Massachusetts Homestead Law

Effective as of March 16, 2011 a new homestead law went into effect in Massachusetts. The new law allows all owners of a parcel of real estate to make a Declaration of Homestead and be afforded the protection of the home from creditors up to a total amount of $500,000 of equity in the home.


Under Massachusetts law, an owner of real estate can file for a homestead exemption on that real estate if it is used as his principal residence. Over the years, the amount of the protection has varied. With a homestead exemption the property can still be attached by a creditor and can even be sold, but the exempt portion of the proceeds would be set aside exclusive for the benefit of the homestead declarant.

It should be noted that the homestead exemption is not effective to protect against:

  • unpaid taxes;
  • a debt contracted for the purchase of the home itself (i.e., the mortgage); or
  • an order issued by the probate court to enforce a judgment for child support.

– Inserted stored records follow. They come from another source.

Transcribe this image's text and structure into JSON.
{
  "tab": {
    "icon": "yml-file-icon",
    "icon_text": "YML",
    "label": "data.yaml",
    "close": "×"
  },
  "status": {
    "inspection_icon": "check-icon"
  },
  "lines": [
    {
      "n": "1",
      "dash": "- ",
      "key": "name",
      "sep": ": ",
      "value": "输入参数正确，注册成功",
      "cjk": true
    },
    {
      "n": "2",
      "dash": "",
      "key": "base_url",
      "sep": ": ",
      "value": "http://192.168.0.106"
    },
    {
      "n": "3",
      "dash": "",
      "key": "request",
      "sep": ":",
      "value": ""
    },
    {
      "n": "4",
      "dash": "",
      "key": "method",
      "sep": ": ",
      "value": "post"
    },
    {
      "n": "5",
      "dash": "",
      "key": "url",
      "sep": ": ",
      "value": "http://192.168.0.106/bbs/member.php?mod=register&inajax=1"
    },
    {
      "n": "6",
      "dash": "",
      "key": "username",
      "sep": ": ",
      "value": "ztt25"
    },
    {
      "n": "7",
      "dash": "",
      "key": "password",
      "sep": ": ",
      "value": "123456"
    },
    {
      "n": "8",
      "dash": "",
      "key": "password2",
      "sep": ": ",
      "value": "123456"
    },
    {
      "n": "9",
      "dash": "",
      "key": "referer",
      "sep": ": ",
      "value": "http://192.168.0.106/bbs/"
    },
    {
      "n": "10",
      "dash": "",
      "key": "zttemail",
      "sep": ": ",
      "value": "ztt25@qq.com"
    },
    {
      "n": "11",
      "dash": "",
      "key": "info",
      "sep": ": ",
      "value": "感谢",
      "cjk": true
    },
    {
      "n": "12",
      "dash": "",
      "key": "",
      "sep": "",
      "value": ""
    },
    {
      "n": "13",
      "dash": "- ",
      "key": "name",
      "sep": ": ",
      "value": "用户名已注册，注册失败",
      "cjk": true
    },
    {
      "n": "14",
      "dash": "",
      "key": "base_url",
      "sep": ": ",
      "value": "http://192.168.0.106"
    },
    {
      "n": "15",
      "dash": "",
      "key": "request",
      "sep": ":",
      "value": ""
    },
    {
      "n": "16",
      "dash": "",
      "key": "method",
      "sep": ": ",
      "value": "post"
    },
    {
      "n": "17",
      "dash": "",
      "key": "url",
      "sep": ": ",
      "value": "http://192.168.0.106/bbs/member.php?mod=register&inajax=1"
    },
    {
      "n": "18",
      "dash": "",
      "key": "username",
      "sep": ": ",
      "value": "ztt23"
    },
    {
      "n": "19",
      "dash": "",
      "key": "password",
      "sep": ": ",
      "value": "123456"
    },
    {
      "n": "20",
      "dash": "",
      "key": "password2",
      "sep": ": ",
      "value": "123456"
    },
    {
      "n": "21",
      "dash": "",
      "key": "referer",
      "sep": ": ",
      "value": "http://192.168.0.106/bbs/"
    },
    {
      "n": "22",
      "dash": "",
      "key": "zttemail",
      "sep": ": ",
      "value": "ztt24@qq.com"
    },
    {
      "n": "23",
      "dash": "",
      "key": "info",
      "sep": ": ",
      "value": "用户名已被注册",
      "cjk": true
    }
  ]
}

Automatic Homestead Protection

One benefit of the new homestead law is that it protects up to $125,000 of equity in the residence automatically upon acquiring ownership of a principal residence without even having to file a Declaration of Homestead. Up to $500,000 of equity is protected if a Declaration of Homestead is filed. Such amount is afforded to all title owners of the premises who reside at the premises as their principal residence, with such amount divided among all the title owners in accordance with their respective percentages of ownership.

Mortgages Subordinate

The new law also makes it clear that a refinance of a mortgage will not cause the owners to have to re-file their respective Declarations of Homestead—the mortgage becomes subordinate to a previously declared Declaration of Homestead. No statement is needed by the homeowners to make the mortgage subordinate. A statement in a mortgage document purporting to have the homeowner/mortgage release their homestead is not given any effect.

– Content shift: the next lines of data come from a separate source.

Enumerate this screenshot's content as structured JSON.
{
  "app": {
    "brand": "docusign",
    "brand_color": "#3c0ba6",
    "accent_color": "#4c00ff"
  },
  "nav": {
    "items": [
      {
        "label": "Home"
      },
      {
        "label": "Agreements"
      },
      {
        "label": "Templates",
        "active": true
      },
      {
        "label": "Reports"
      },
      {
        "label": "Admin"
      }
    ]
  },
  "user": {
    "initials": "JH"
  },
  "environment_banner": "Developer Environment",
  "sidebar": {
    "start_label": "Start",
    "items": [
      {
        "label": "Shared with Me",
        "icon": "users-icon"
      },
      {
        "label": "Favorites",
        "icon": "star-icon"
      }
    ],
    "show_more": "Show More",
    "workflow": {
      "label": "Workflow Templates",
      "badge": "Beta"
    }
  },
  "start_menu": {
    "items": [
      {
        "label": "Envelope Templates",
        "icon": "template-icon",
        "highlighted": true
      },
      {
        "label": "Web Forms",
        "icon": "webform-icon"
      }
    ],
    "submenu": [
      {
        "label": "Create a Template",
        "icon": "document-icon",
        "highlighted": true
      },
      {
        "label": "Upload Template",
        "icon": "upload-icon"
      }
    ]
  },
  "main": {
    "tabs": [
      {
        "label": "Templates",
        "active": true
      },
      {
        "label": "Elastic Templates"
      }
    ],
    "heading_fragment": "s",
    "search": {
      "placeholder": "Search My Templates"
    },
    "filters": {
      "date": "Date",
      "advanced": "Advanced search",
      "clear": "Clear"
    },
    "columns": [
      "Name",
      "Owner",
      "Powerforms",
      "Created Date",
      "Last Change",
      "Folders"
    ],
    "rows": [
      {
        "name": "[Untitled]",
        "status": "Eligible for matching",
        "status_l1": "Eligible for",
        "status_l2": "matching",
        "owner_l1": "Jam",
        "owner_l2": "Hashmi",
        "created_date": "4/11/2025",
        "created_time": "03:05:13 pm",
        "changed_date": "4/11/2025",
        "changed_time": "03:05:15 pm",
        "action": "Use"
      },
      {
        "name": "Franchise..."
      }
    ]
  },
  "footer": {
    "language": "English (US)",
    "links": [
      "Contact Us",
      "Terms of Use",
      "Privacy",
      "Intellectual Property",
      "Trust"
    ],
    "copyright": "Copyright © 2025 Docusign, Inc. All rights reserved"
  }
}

Trust-owned homes & Homestead

Another benefit of the new law is that Declarations of Homestead can be filed even if a house is Trust-Owned—a life estate is not needed to be afforded the protections of the new homestead law. In a case where a property is to be owned by a trust, the Declaration would be made by the Trustee of the trust. Such a declaration must clearly state the names of all the beneficiaries of the trust who are to be afforded the homestead protection, and all such beneficiaries must also sign the Declaration. A deed out of the trust by the Trustee automatically terminates the Homestead protection, even if the beneficiaries do not sign that deed.

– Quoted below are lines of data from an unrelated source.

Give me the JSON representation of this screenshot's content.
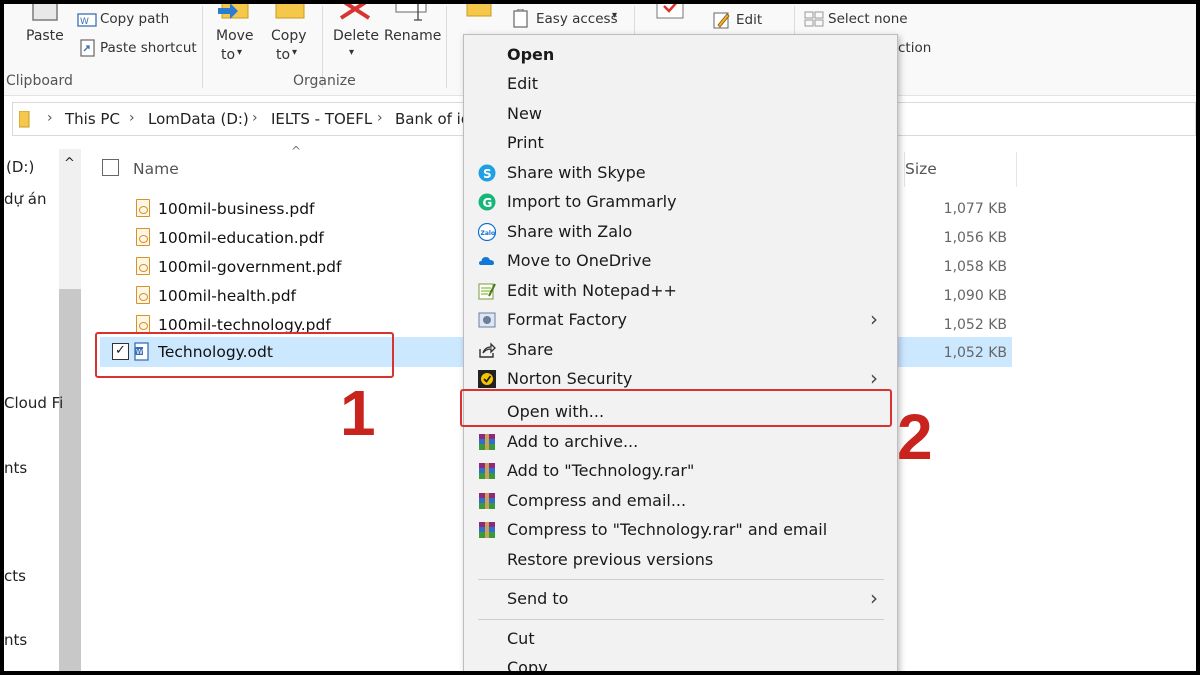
{
  "ribbon": {
    "clipboard": {
      "paste": "Paste",
      "copy_path": "Copy path",
      "paste_shortcut": "Paste shortcut",
      "group_label": "Clipboard"
    },
    "organize": {
      "move_to_line1": "Move",
      "move_to_line2": "to",
      "copy_to_line1": "Copy",
      "copy_to_line2": "to",
      "delete": "Delete",
      "rename": "Rename",
      "group_label": "Organize"
    },
    "new": {
      "easy_access": "Easy access"
    },
    "open": {
      "edit": "Edit"
    },
    "select": {
      "select_none": "Select none",
      "partial_text": "ction"
    }
  },
  "address_bar": {
    "crumbs": [
      "This PC",
      "LomData (D:)",
      "IELTS - TOEFL",
      "Bank of id"
    ]
  },
  "nav_pane": {
    "items": [
      "(D:)",
      "dự án",
      "Cloud Fi",
      "nts",
      "cts",
      "nts"
    ]
  },
  "file_list": {
    "headers": {
      "name": "Name",
      "size": "Size"
    },
    "files": [
      {
        "name": "100mil-business.pdf",
        "size": "1,077 KB"
      },
      {
        "name": "100mil-education.pdf",
        "size": "1,056 KB"
      },
      {
        "name": "100mil-government.pdf",
        "size": "1,058 KB"
      },
      {
        "name": "100mil-health.pdf",
        "size": "1,090 KB"
      },
      {
        "name": "100mil-technology.pdf",
        "size": "1,052 KB"
      },
      {
        "name": "Technology.odt",
        "size": "1,052 KB",
        "selected": true
      }
    ]
  },
  "context_menu": {
    "items": [
      {
        "label": "Open",
        "bold": true
      },
      {
        "label": "Edit"
      },
      {
        "label": "New"
      },
      {
        "label": "Print"
      },
      {
        "label": "Share with Skype",
        "icon": "skype-icon"
      },
      {
        "label": "Import to Grammarly",
        "icon": "grammarly-icon"
      },
      {
        "label": "Share with Zalo",
        "icon": "zalo-icon"
      },
      {
        "label": "Move to OneDrive",
        "icon": "onedrive-icon"
      },
      {
        "label": "Edit with Notepad++",
        "icon": "notepadpp-icon"
      },
      {
        "label": "Format Factory",
        "icon": "format-factory-icon",
        "submenu": true
      },
      {
        "label": "Share",
        "icon": "share-icon"
      },
      {
        "label": "Norton Security",
        "icon": "norton-icon",
        "submenu": true
      },
      {
        "label": "Open with..."
      },
      {
        "label": "Add to archive...",
        "icon": "winrar-icon"
      },
      {
        "label": "Add to \"Technology.rar\"",
        "icon": "winrar-icon"
      },
      {
        "label": "Compress and email...",
        "icon": "winrar-icon"
      },
      {
        "label": "Compress to \"Technology.rar\" and email",
        "icon": "winrar-icon"
      },
      {
        "label": "Restore previous versions"
      },
      {
        "label": "Send to",
        "submenu": true
      },
      {
        "label": "Cut"
      },
      {
        "label": "Copy"
      }
    ]
  },
  "annotations": {
    "step1": "1",
    "step2": "2"
  },
  "colors": {
    "highlight": "#cce8ff",
    "annotation_red": "#d9332f"
  }
}
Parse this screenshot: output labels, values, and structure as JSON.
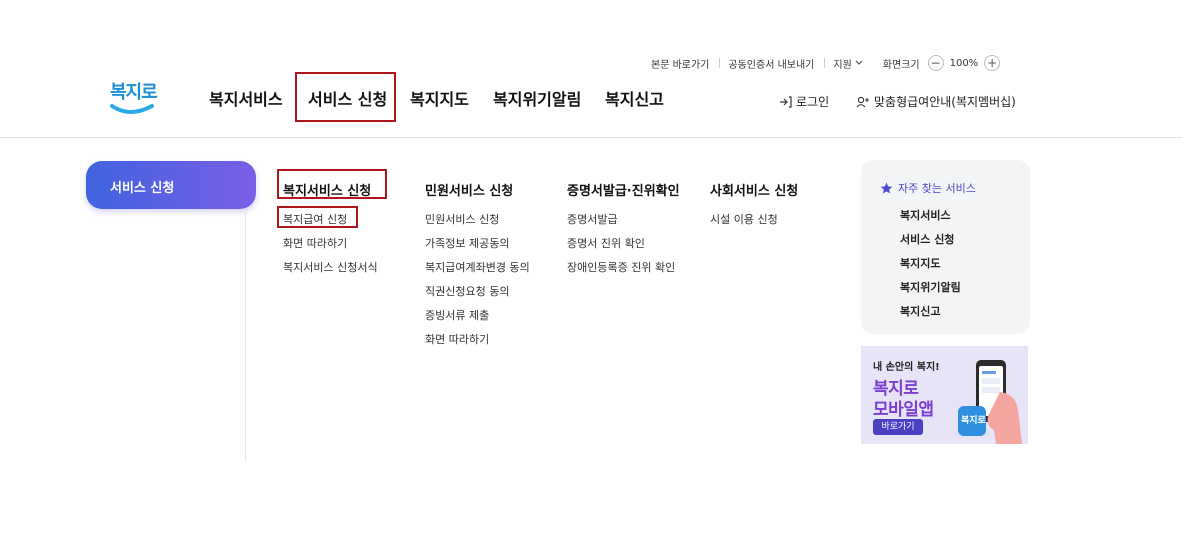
{
  "utility": {
    "skip_link": "본문 바로가기",
    "cert_export": "공동인증서 내보내기",
    "support": "지원",
    "zoom_label": "화면크기",
    "zoom_minus": "−",
    "zoom_value": "100%",
    "zoom_plus": "+"
  },
  "logo": {
    "text": "복지로"
  },
  "gnb": {
    "items": [
      "복지서비스",
      "서비스 신청",
      "복지지도",
      "복지위기알림",
      "복지신고"
    ]
  },
  "header_right": {
    "login": "로그인",
    "membership": "맞춤형급여안내(복지멤버십)"
  },
  "side_tab": {
    "label": "서비스 신청"
  },
  "menu": {
    "columns": [
      {
        "title": "복지서비스 신청",
        "items": [
          "복지급여 신청",
          "화면 따라하기",
          "복지서비스 신청서식"
        ]
      },
      {
        "title": "민원서비스 신청",
        "items": [
          "민원서비스 신청",
          "가족정보 제공동의",
          "복지급여계좌변경 동의",
          "직권신청요청 동의",
          "증빙서류 제출",
          "화면 따라하기"
        ]
      },
      {
        "title": "증명서발급·진위확인",
        "items": [
          "증명서발급",
          "증명서 진위 확인",
          "장애인등록증 진위 확인"
        ]
      },
      {
        "title": "사회서비스 신청",
        "items": [
          "시설 이용 신청"
        ]
      }
    ]
  },
  "favorites": {
    "title": "자주 찾는 서비스",
    "items": [
      "복지서비스",
      "서비스 신청",
      "복지지도",
      "복지위기알림",
      "복지신고"
    ]
  },
  "banner": {
    "small": "내 손안의 복지!",
    "line1": "복지로",
    "line2": "모바일앱",
    "button": "바로가기",
    "phone_badge": "복지로"
  },
  "colors": {
    "accent_red": "#b0161d",
    "pill_start": "#3f64e0",
    "pill_end": "#7a5ee6",
    "banner_purple": "#7a3fd1"
  }
}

Relation Back to Old Homestead

A Declaration of Homestead made with respect to a home on which a Declaration was previously made under the “old” (pre-3/16/11) law relates back to the date of the originally recorded Declaration—it does not void the first Declaration.  Transfers among family members do not terminate a previously declared homestead. This is important in the instance of a divorce where one spouse transfers their interest to the other. For example, if the husband deeds his interest to the wife, and the wife had previously filed a Declaration of Homestead while married, her subsequently becoming a 100% owner of the premises will increase the amount of her equity, and the value of her homestead protection. Where she was previously a 50% owner and is now a 100% owner, her previous homestead was for $250,000, and now protects $500,000.

Pre-existing Debt

A big benefit of the new homestead law is that pre-existing debts are no longer excepted from homestead protection. Thus, in the event where debt exists, but has not been secured by a lien against the property, a Declaration of Homestead will protect against that debt even though the debtor was aware it existed at the time of making a Declaration of Homestead.

Effect of Marriage

In the event of marriage where the principle residence is owned by only one spouse, the new spouse is afforded the protections of the homestead law, even if the new spouse is not a title-owner of the premises. Thus, the new law requires all deeds to reference marital status. It is good practice to make sure that even if a spouse is not to be a title owner of the premises, their identity should be referenced in the deed in order that the public may be put on notice as to all the parties afforded the protection of the homestead laws.

In the event of a single homeowner selling a property, it is good practice to have that seller sign an affidavit that no one else is entitled to the protection of a Declaration of Homestead. In the event of a married seller, where only one spouse is a title owner, the non-title spouse should also sign the deed of sale.  Failure to release all rights to homestead may otherwise result in a deemed title defect.

Change to Procedure

Under the new law, a Declaration of Homestead may never be contained within a deed and it must always appear in a separately recorded/filed instrument. The Declaration must contain the marital status of the declarant. All title owners must sign the Declaration. A life estate is no longer needed in order to allow trust-owned property to file a Declaration of Homestead, but all beneficiaries of the trust must be identified within the Declaration, and also must sign the Declaration.